Oh, and I'm worrying about friends who are being evacuated in Napa County and other places. Again with the Nixle alerts and consulting maps for air quality and checking on dad in Sonoma, and generally experiencing the clutching fire-anxiety that is now an annual, weeks or months-long experience.
Also eighth grade started today for Big T (formerly Little T but that's just not descriptive anymore). It was bumpy, not gonna lie. Distance Learning is just plain hard: teachers and schools are doing their best to do it right and do it well, and it's just a beast of a process. Today's Distance Learning experience featured three or four utterances of "I can't get into the Zoom," a few of "I don't have the right link," one of "My teacher keeps calling me Jimena," and several "I HATE THIS" blood-curdling screams, while on mute of course, or during the five-minute breaks between classes. I've got one extremely perturbed 8th grader on my hands, who I am trying to support and encourage while also attending to the demands of my own work. Also, we've got this very cute and very restless dog (no walks for us today) tearing through the house barking and burrowing into our legs and laps as we sit at our laptops.
Are you sensing the chaos? I can't wait for the 11th grader to start the same process in few weeks, followed by the UC Santa Cruz frosh beginning her college days here at home, in the room her sisters desperately want her to vacate so that they no longer have to share.
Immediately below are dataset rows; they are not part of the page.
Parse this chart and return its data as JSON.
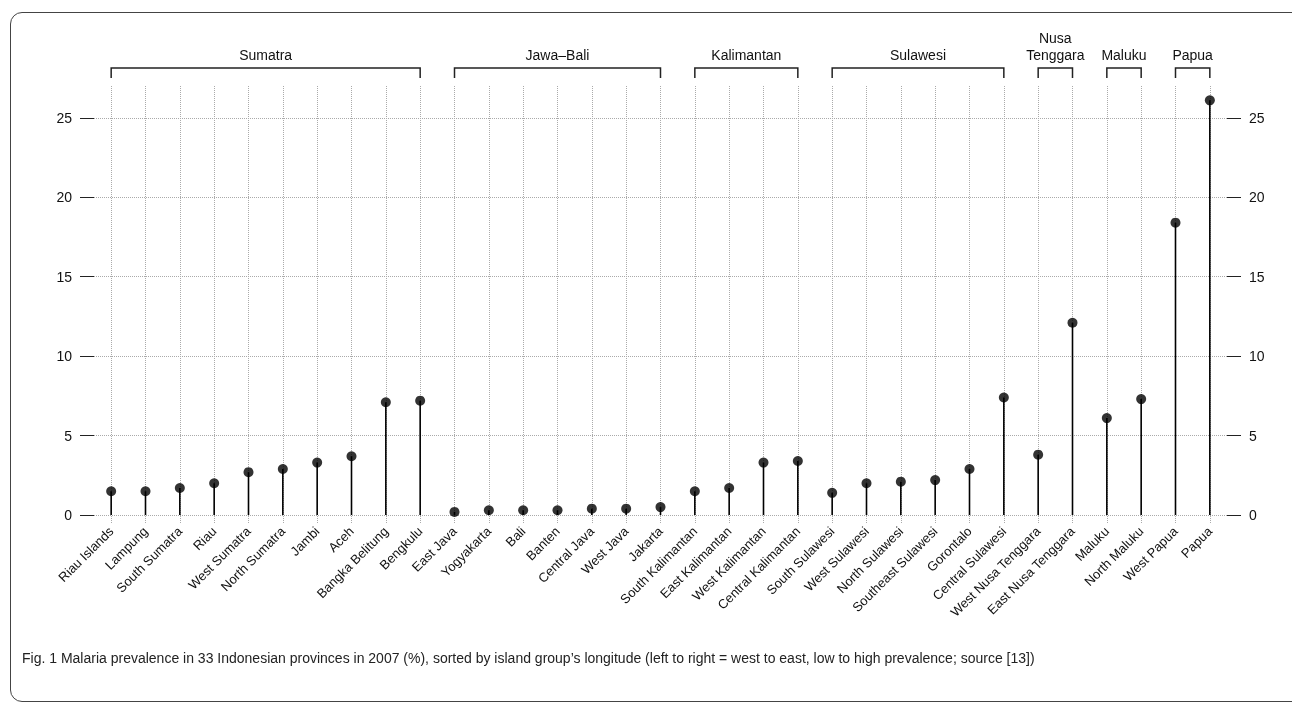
{
  "chart_data": {
    "type": "lollipop",
    "title": "Fig. 1  Malaria prevalence in 33 Indonesian provinces in 2007 (%), sorted by island group’s longitude (left to right = west to east, low to high prevalence; source [13])",
    "categories": [
      "Riau Islands",
      "Lampung",
      "South Sumatra",
      "Riau",
      "West Sumatra",
      "North Sumatra",
      "Jambi",
      "Aceh",
      "Bangka Belitung",
      "Bengkulu",
      "East Java",
      "Yogyakarta",
      "Bali",
      "Banten",
      "Central Java",
      "West Java",
      "Jakarta",
      "South Kalimantan",
      "East Kalimantan",
      "West Kalimantan",
      "Central Kalimantan",
      "South Sulawesi",
      "West Sulawesi",
      "North Sulawesi",
      "Southeast Sulawesi",
      "Gorontalo",
      "Central Sulawesi",
      "West Nusa Tenggara",
      "East Nusa Tenggara",
      "Maluku",
      "North Maluku",
      "West Papua",
      "Papua"
    ],
    "values": [
      1.5,
      1.5,
      1.7,
      2.0,
      2.7,
      2.9,
      3.3,
      3.7,
      7.1,
      7.2,
      0.2,
      0.3,
      0.3,
      0.3,
      0.4,
      0.4,
      0.5,
      1.5,
      1.7,
      3.3,
      3.4,
      1.4,
      2.0,
      2.1,
      2.2,
      2.9,
      7.4,
      3.8,
      12.1,
      6.1,
      7.3,
      18.4,
      26.1
    ],
    "color": "#000000",
    "marker": "circle",
    "ylim": [
      -0.5,
      27
    ],
    "yticks": [
      0,
      5,
      10,
      15,
      20,
      25
    ],
    "y2lim": [
      -0.5,
      27
    ],
    "y2ticks": [
      0,
      5,
      10,
      15,
      20,
      25
    ],
    "grid": true,
    "annotations": [
      "Sumatra",
      "Jawa–Bali",
      "Kalimantan",
      "Sulawesi",
      "Nusa Tenggara",
      "Maluku",
      "Papua"
    ]
  }
}
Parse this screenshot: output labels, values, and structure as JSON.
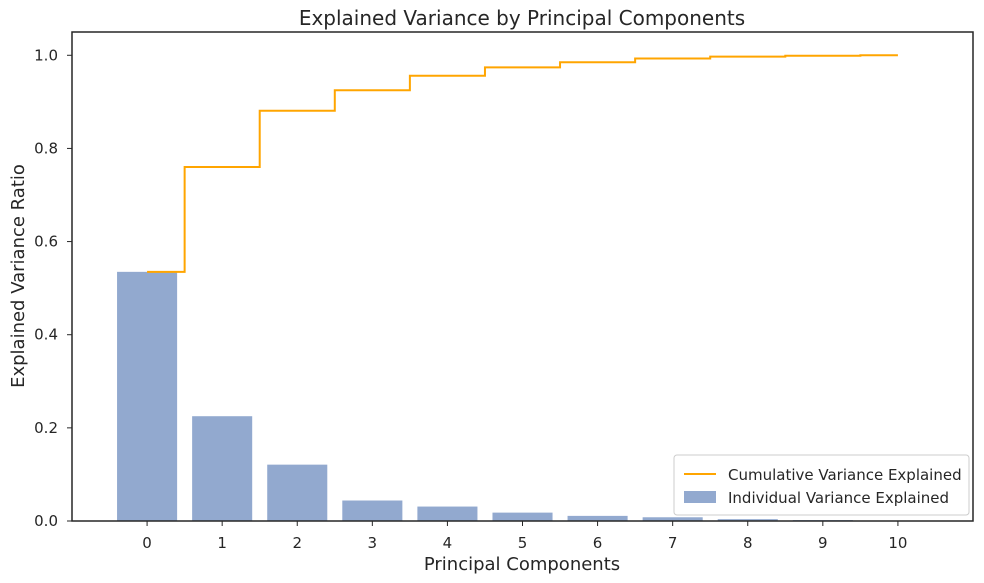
{
  "chart_data": {
    "type": "bar",
    "title": "Explained Variance by Principal Components",
    "xlabel": "Principal Components",
    "ylabel": "Explained Variance Ratio",
    "categories": [
      "0",
      "1",
      "2",
      "3",
      "4",
      "5",
      "6",
      "7",
      "8",
      "9",
      "10"
    ],
    "xlim": [
      -1,
      11
    ],
    "ylim": [
      0,
      1.05
    ],
    "yticks": [
      0.0,
      0.2,
      0.4,
      0.6,
      0.8,
      1.0
    ],
    "ytick_labels": [
      "0.0",
      "0.2",
      "0.4",
      "0.6",
      "0.8",
      "1.0"
    ],
    "grid": false,
    "legend_position": "bottom-right",
    "series": [
      {
        "name": "Individual Variance Explained",
        "type": "bar",
        "color": "#92a9cf",
        "values": [
          0.535,
          0.225,
          0.121,
          0.044,
          0.031,
          0.018,
          0.011,
          0.008,
          0.004,
          0.002,
          0.001
        ]
      },
      {
        "name": "Cumulative Variance Explained",
        "type": "step",
        "color": "#ffa500",
        "values": [
          0.535,
          0.76,
          0.881,
          0.925,
          0.956,
          0.974,
          0.985,
          0.993,
          0.997,
          0.999,
          1.0
        ]
      }
    ]
  }
}
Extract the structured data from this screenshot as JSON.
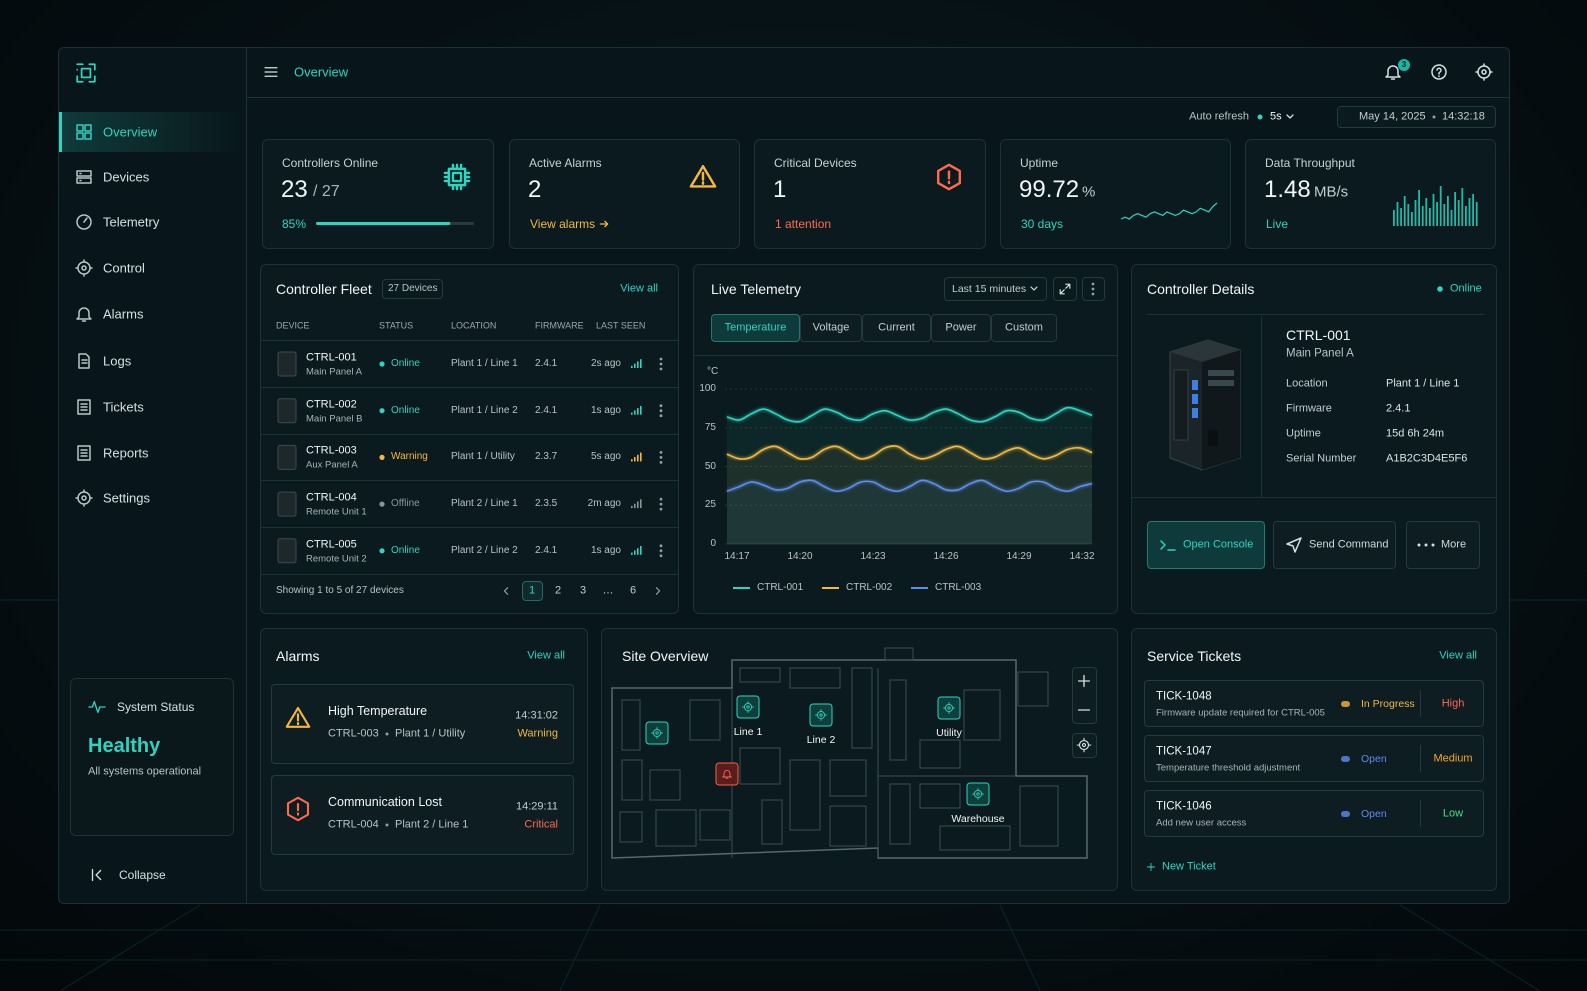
{
  "sidebar": {
    "nav": [
      "Overview",
      "Devices",
      "Telemetry",
      "Control",
      "Alarms",
      "Logs",
      "Tickets",
      "Reports",
      "Settings"
    ],
    "system_status": {
      "label": "System Status",
      "state": "Healthy",
      "message": "All systems operational"
    },
    "collapse": "Collapse"
  },
  "header": {
    "title": "Overview",
    "notifications": 3
  },
  "toolbar": {
    "auto_refresh": "Auto refresh",
    "interval": "5s",
    "date": "May 14, 2025",
    "time": "14:32:18"
  },
  "kpis": [
    {
      "label": "Controllers Online",
      "value": 23,
      "total": "/ 27",
      "progress": {
        "value": 85,
        "label": "85%"
      },
      "color": "#2dd4bf"
    },
    {
      "label": "Active Alarms",
      "value": 2,
      "note": "View alarms",
      "color": "#f5b83d"
    },
    {
      "label": "Critical Devices",
      "value": 1,
      "note": "1 attention",
      "color": "#ff6a4d"
    },
    {
      "label": "Uptime",
      "value": 99.72,
      "unit": "%",
      "note": "30 days",
      "color": "#2dd4bf",
      "trend": [
        5,
        6,
        5,
        7,
        8,
        7,
        6,
        8,
        9,
        8,
        7,
        9,
        8,
        7,
        8,
        10,
        9,
        8,
        9,
        11,
        10,
        9,
        12,
        14
      ]
    },
    {
      "label": "Data Throughput",
      "value": 1.48,
      "unit": "MB/s",
      "note": "Live",
      "color": "#2dd4bf",
      "trend": [
        0.8,
        1.2,
        0.9,
        1.5,
        1.1,
        0.7,
        1.3,
        1.8,
        1.0,
        1.4,
        0.9,
        1.6,
        1.2,
        2.0,
        1.1,
        1.5,
        0.8,
        1.7,
        1.3,
        1.9,
        1.0,
        1.4,
        1.6,
        1.2
      ]
    }
  ],
  "fleet": {
    "title": "Controller Fleet",
    "count": "27 Devices",
    "view_all": "View all",
    "columns": [
      "DEVICE",
      "STATUS",
      "LOCATION",
      "FIRMWARE",
      "LAST SEEN"
    ],
    "rows": [
      {
        "id": "CTRL-001",
        "name": "Main Panel A",
        "status": "Online",
        "status_color": "#2dd4bf",
        "location": "Plant 1 / Line 1",
        "firmware": "2.4.1",
        "last_seen": "2s ago"
      },
      {
        "id": "CTRL-002",
        "name": "Main Panel B",
        "status": "Online",
        "status_color": "#2dd4bf",
        "location": "Plant 1 / Line 2",
        "firmware": "2.4.1",
        "last_seen": "1s ago"
      },
      {
        "id": "CTRL-003",
        "name": "Aux Panel A",
        "status": "Warning",
        "status_color": "#f5b83d",
        "location": "Plant 1 / Utility",
        "firmware": "2.3.7",
        "last_seen": "5s ago"
      },
      {
        "id": "CTRL-004",
        "name": "Remote Unit 1",
        "status": "Offline",
        "status_color": "#8a9598",
        "location": "Plant 2 / Line 1",
        "firmware": "2.3.5",
        "last_seen": "2m ago"
      },
      {
        "id": "CTRL-005",
        "name": "Remote Unit 2",
        "status": "Online",
        "status_color": "#2dd4bf",
        "location": "Plant 2 / Line 2",
        "firmware": "2.4.1",
        "last_seen": "1s ago"
      }
    ],
    "footer": "Showing 1 to 5 of 27 devices",
    "pages": [
      1,
      2,
      3,
      "…",
      6
    ]
  },
  "telemetry": {
    "title": "Live Telemetry",
    "range": "Last 15 minutes",
    "tabs": [
      "Temperature",
      "Voltage",
      "Current",
      "Power",
      "Custom"
    ],
    "chart": {
      "type": "line",
      "y_unit": "°C",
      "ylim": [
        0,
        100
      ],
      "yticks": [
        0,
        25,
        50,
        75,
        100
      ],
      "grid": true,
      "categories": [
        "14:17",
        null,
        null,
        null,
        null,
        null,
        "14:20",
        null,
        null,
        null,
        null,
        null,
        "14:23",
        null,
        null,
        null,
        null,
        null,
        "14:26",
        null,
        null,
        null,
        null,
        null,
        "14:29",
        null,
        null,
        null,
        null,
        null,
        "14:32"
      ],
      "series": [
        {
          "name": "CTRL-001",
          "color": "#2dd4bf",
          "values": [
            82,
            80,
            84,
            87,
            84,
            80,
            79,
            83,
            87,
            85,
            81,
            80,
            84,
            86,
            83,
            80,
            81,
            85,
            87,
            84,
            80,
            79,
            82,
            86,
            85,
            81,
            80,
            84,
            88,
            86,
            83
          ]
        },
        {
          "name": "CTRL-002",
          "color": "#f5b83d",
          "values": [
            58,
            55,
            56,
            61,
            63,
            59,
            55,
            56,
            61,
            63,
            59,
            55,
            57,
            62,
            63,
            58,
            55,
            57,
            61,
            63,
            59,
            55,
            56,
            60,
            62,
            58,
            55,
            57,
            61,
            62,
            59
          ]
        },
        {
          "name": "CTRL-003",
          "color": "#5b8def",
          "values": [
            34,
            37,
            40,
            38,
            35,
            36,
            40,
            41,
            37,
            34,
            36,
            40,
            40,
            36,
            34,
            37,
            41,
            39,
            35,
            35,
            39,
            41,
            37,
            34,
            36,
            40,
            40,
            36,
            34,
            37,
            39
          ]
        }
      ]
    }
  },
  "details": {
    "title": "Controller Details",
    "status": "Online",
    "id": "CTRL-001",
    "name": "Main Panel A",
    "fields": [
      {
        "label": "Location",
        "value": "Plant 1 / Line 1"
      },
      {
        "label": "Firmware",
        "value": "2.4.1"
      },
      {
        "label": "Uptime",
        "value": "15d 6h 24m"
      },
      {
        "label": "Serial Number",
        "value": "A1B2C3D4E5F6"
      }
    ],
    "actions": [
      "Open Console",
      "Send Command",
      "More"
    ]
  },
  "alarms": {
    "title": "Alarms",
    "view_all": "View all",
    "items": [
      {
        "title": "High Temperature",
        "device": "CTRL-003",
        "location": "Plant 1 / Utility",
        "time": "14:31:02",
        "severity": "Warning",
        "color": "#f5b83d"
      },
      {
        "title": "Communication Lost",
        "device": "CTRL-004",
        "location": "Plant 2 / Line 1",
        "time": "14:29:11",
        "severity": "Critical",
        "color": "#ff6a4d"
      }
    ]
  },
  "site": {
    "title": "Site Overview",
    "zones": [
      "Line 1",
      "Line 2",
      "Utility",
      "Warehouse"
    ]
  },
  "tickets": {
    "title": "Service Tickets",
    "view_all": "View all",
    "items": [
      {
        "id": "TICK-1048",
        "desc": "Firmware update required for CTRL-005",
        "status": "In Progress",
        "status_color": "#f5b83d",
        "priority": "High",
        "priority_color": "#ff6a4d"
      },
      {
        "id": "TICK-1047",
        "desc": "Temperature threshold adjustment",
        "status": "Open",
        "status_color": "#5b8def",
        "priority": "Medium",
        "priority_color": "#f5a623"
      },
      {
        "id": "TICK-1046",
        "desc": "Add new user access",
        "status": "Open",
        "status_color": "#5b8def",
        "priority": "Low",
        "priority_color": "#4ade80"
      }
    ],
    "new": "New Ticket"
  }
}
Today's kicker -- the thing that has me crying UNCLE -- was logging into my health insurance portal to pay a bill and discovering A SECOND BILL for over $1,000 that we didn't know existed and that NO ONE had mentioned to us as we were deciding on a course of treatment for my migraines. That one expense was for the first of four total treatments, and no one thought it might be important for us to know that we were accepting a $4K+ total expense? And I asked SO many questions about having this treatment done in the first place...except for how much it would cost and I'm kicking myself now.
So, a recap:
- Distance Learning going awry, with more in the forecast;
- Speaking of forecasts: heatwave;
- Then we've got the fires fires fires and the worry worry worry about where they will go next; ash and smoke and hazy skies pressing in on us;
- Expensive car repair;
- Stolen converter, which is going to be hella expensive to fix;
- Outrageous health care bill;
- A global pandemic raging unabated (thanks Trump);
- Oh, and that guy is still our president.
2020 hates us all.
I figure there's really only one response to this cluster of a day: pour myself a stiff drink, pull out my violin and drunk fiddle until Obama's address at the DNC. If I get nothing else out of this day, at least I can torture my teenagers.